There are approximately 24 million children between 6 and 11 in the United States, according to Census Bureau data.
“The use of this vaccine will prevent deaths, will prevent ICU admissions, and will prevent significant long-term adverse outcomes in children,” Dr. Amanda Cohn, a (CDC) official and a panel member, said after the vote.
Some outside experts have questioned giving vaccines to children, though the proposal has drawn support from a number of others.
A portion of the panel on Tuesday said they were worried about cases of heart inflammation among youth seen post-vaccination, with higher than expected rates of incidence being recorded among males 12 to 49, particularly after the second dose of the two-dose regimen.
The inflammation, or myocarditis or pericarditis, has also occurred among more young females than expected after getting a second dose of Pfizer’s jab.
“We simply don’t know what the side effects are going to be,” Dr. Cody Meissner, a professor of pediatrics at the Tufts University School of Medicine and a panel member, said during the discussion.
He and several others said they were against authorities mandating vaccination for children to attend schools, given the lack of data available at this time.
Dr. Michael Kurilla, a National Institutes of Health official and a panel member, focused in part on CDC data that indicates some 4 in 10 children have already had COVID-19, which would grant them some level of immunity against re-infection.
He’s among the experts who believe that a subset of children only need one dose, which would lessen the risk of side effects.
Modeling from the FDA showed that for males 5 to 11, vaccination was estimated to prevent 203 hospitalizations per million while leading to 156 excess hospitalizations per million due to heart inflammation, and prevent 67 intensive care unit stays versus leading to 57 excess stays due to the major side effect.
The gap between the predicted benefit and primary risk was much wider in females, and combining the genders showed a “clear benefit,” Hong Yang, a senior FDA adviser, told members.
No cases of myocarditis or pericarditis were recorded among trial participants, Pfizer officials said. Approximately 1,518 participants got two doses in a phase 2/3 trial while another 1,591 received two doses in a separate study.
Efficacy was inferred by using a technique called immunobridging, or looking at the immune response it triggered and comparing it to the immune response that was triggered in older age groups for whom authorization has been in place since late 2020.

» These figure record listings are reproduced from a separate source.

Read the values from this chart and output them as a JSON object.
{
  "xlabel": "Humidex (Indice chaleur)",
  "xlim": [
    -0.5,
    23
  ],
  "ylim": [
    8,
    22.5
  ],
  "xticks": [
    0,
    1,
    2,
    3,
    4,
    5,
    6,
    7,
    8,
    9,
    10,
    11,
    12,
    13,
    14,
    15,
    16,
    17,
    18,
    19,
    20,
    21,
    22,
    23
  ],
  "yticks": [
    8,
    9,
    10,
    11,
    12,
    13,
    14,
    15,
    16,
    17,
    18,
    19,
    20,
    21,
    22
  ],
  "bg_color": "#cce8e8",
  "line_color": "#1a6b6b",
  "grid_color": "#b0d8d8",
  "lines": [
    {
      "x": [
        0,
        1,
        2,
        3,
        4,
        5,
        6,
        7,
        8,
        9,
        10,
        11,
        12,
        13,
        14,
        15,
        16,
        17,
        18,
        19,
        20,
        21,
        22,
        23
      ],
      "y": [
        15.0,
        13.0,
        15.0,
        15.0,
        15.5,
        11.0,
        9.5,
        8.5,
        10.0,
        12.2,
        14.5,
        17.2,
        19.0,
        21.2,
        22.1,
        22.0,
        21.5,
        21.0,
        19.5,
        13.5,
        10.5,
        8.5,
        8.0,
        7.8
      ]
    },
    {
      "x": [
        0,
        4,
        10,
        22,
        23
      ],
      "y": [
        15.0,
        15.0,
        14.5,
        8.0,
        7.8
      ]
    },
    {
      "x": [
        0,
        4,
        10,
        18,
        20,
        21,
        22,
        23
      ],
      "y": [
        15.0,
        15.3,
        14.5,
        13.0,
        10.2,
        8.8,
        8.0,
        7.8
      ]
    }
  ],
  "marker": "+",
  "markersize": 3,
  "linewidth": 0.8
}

The data show “clear and compelling vaccine safety and efficacy and supports an emergency use authorization in 5 to less than 12-year-olds,” Dr. William Gruber, who heads the vaccine clinical research and development group at Pfizer, told members during a presentation.
The dosage level for children between 5 and 11 is a third of that given to those 12 and older. If ultimately authorized and recommended by the CDC, young children would receive two doses of 10 micrograms each spaced three weeks apart.